Clearly, all sides deserve a hearing in this debate.
3 major things had to happen before that or any Staples store opens. 1. Staples had to get permits approved from the city on many key construction aspects of the building. 2. The city had to approve the building and give Staples a COD (Certificate of Occupancy). 3. The city had to approve and give Staples a business license. So if the store was "Illegal" as you state then the city would not have approved any of this.... You need to stop posting lies, research the issue, and place the blame in the correct place. Your city failed you becuase they did not follow their own laws.
The city didn't OK the plans and the building also violates state regulations.
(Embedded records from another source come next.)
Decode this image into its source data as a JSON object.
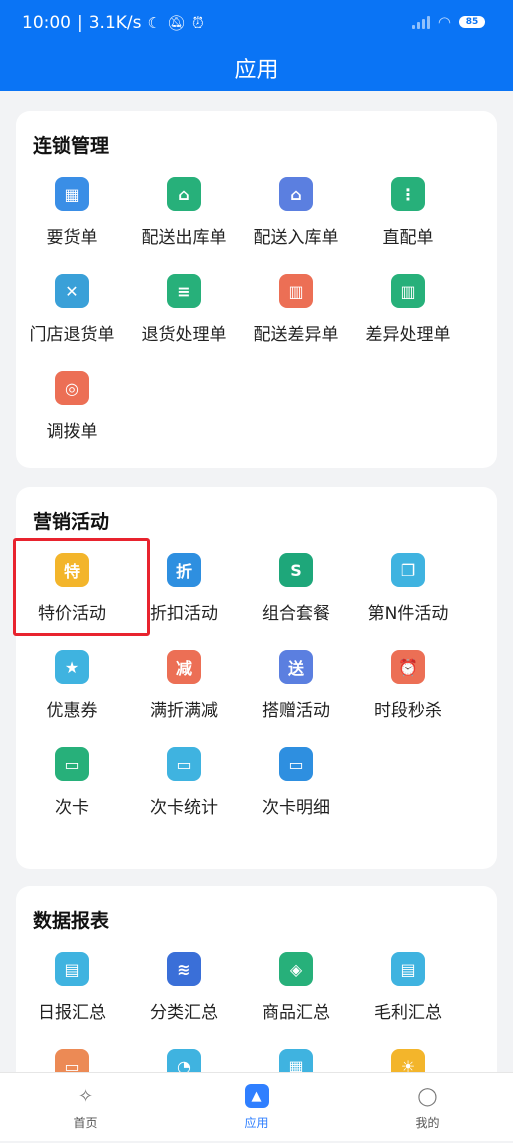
{
  "status_bar": {
    "time": "10:00",
    "speed": "3.1K/s",
    "battery": "85"
  },
  "header": {
    "title": "应用"
  },
  "sections": [
    {
      "title": "连锁管理",
      "items": [
        {
          "label": "要货单",
          "icon": "order-icon",
          "color": "#3a8ee6",
          "glyph": "▦"
        },
        {
          "label": "配送出库单",
          "icon": "warehouse-out-icon",
          "color": "#27b07a",
          "glyph": "⌂"
        },
        {
          "label": "配送入库单",
          "icon": "warehouse-in-icon",
          "color": "#5b7fe0",
          "glyph": "⌂"
        },
        {
          "label": "直配单",
          "icon": "direct-delivery-icon",
          "color": "#27b07a",
          "glyph": "⋮"
        },
        {
          "label": "门店退货单",
          "icon": "store-return-icon",
          "color": "#3aa0d8",
          "glyph": "✕"
        },
        {
          "label": "退货处理单",
          "icon": "return-process-icon",
          "color": "#27b07a",
          "glyph": "≡"
        },
        {
          "label": "配送差异单",
          "icon": "delivery-diff-icon",
          "color": "#ec6f55",
          "glyph": "▥"
        },
        {
          "label": "差异处理单",
          "icon": "diff-process-icon",
          "color": "#27b07a",
          "glyph": "▥"
        },
        {
          "label": "调拨单",
          "icon": "transfer-icon",
          "color": "#ec6f55",
          "glyph": "◎"
        }
      ]
    },
    {
      "title": "营销活动",
      "items": [
        {
          "label": "特价活动",
          "icon": "special-price-icon",
          "color": "#f3b52b",
          "glyph": "特"
        },
        {
          "label": "折扣活动",
          "icon": "discount-icon",
          "color": "#2e8fe0",
          "glyph": "折"
        },
        {
          "label": "组合套餐",
          "icon": "combo-icon",
          "color": "#1ea77a",
          "glyph": "S"
        },
        {
          "label": "第N件活动",
          "icon": "nth-item-icon",
          "color": "#3fb3e0",
          "glyph": "❐"
        },
        {
          "label": "优惠券",
          "icon": "coupon-icon",
          "color": "#3fb3e0",
          "glyph": "★"
        },
        {
          "label": "满折满减",
          "icon": "full-reduction-icon",
          "color": "#ec6f55",
          "glyph": "减"
        },
        {
          "label": "搭赠活动",
          "icon": "gift-icon",
          "color": "#5b7fe0",
          "glyph": "送"
        },
        {
          "label": "时段秒杀",
          "icon": "flash-sale-icon",
          "color": "#ec6f55",
          "glyph": "⏰"
        },
        {
          "label": "次卡",
          "icon": "count-card-icon",
          "color": "#27b07a",
          "glyph": "▭"
        },
        {
          "label": "次卡统计",
          "icon": "count-card-stats-icon",
          "color": "#3fb3e0",
          "glyph": "▭"
        },
        {
          "label": "次卡明细",
          "icon": "count-card-detail-icon",
          "color": "#2e8fe0",
          "glyph": "▭"
        }
      ]
    },
    {
      "title": "数据报表",
      "items": [
        {
          "label": "日报汇总",
          "icon": "daily-report-icon",
          "color": "#3fb3e0",
          "glyph": "▤"
        },
        {
          "label": "分类汇总",
          "icon": "category-summary-icon",
          "color": "#3a6fd8",
          "glyph": "≋"
        },
        {
          "label": "商品汇总",
          "icon": "product-summary-icon",
          "color": "#27b07a",
          "glyph": "◈"
        },
        {
          "label": "毛利汇总",
          "icon": "gross-profit-icon",
          "color": "#3fb3e0",
          "glyph": "▤"
        },
        {
          "label": "",
          "icon": "report-icon",
          "color": "#ec8a55",
          "glyph": "▭"
        },
        {
          "label": "",
          "icon": "report-icon",
          "color": "#3fb3e0",
          "glyph": "◔"
        },
        {
          "label": "",
          "icon": "report-icon",
          "color": "#3fb3e0",
          "glyph": "▦"
        },
        {
          "label": "",
          "icon": "report-icon",
          "color": "#f3b52b",
          "glyph": "☀"
        }
      ]
    }
  ],
  "tabbar": [
    {
      "label": "首页",
      "icon": "home-icon",
      "glyph": "✧"
    },
    {
      "label": "应用",
      "icon": "apps-icon",
      "glyph": "▲"
    },
    {
      "label": "我的",
      "icon": "profile-icon",
      "glyph": "◯"
    }
  ]
}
A report on this issue prepared by the School of Government at UNC-Chapel Hill came to the same conclusion. It appears that Staples went into the city with their own plans and ignored city and the state regulations. Now rumor is that Staples will have to pay to correct the issues or lose the ability to operate from that location. How much $$$$ could that ultimately cost?
Staples CEO is a liar, saying that citizens are poisoning the plants at the Staples. Truth be known, Staples planted the items then never cared for them. Blaming the citizens is a tactic to try and remove heat from this issue, but if the CEO knew this city, he would realize that it is only bringing more heat and may trigger picket lines and renew the boycott.
Now the mayor is traveling to Staples headquarters in Boston to offer one last solution. If they refuse to follow state and city law, Staples will be sued and could lose the Certificate of Occupancy, the document that legally allows them to operate from that location.
Wow, I hope for the sake of investors that Staples doesn't roll into every town and try to push citizens (customers) around like they have here. It's very bad for business and stockholders.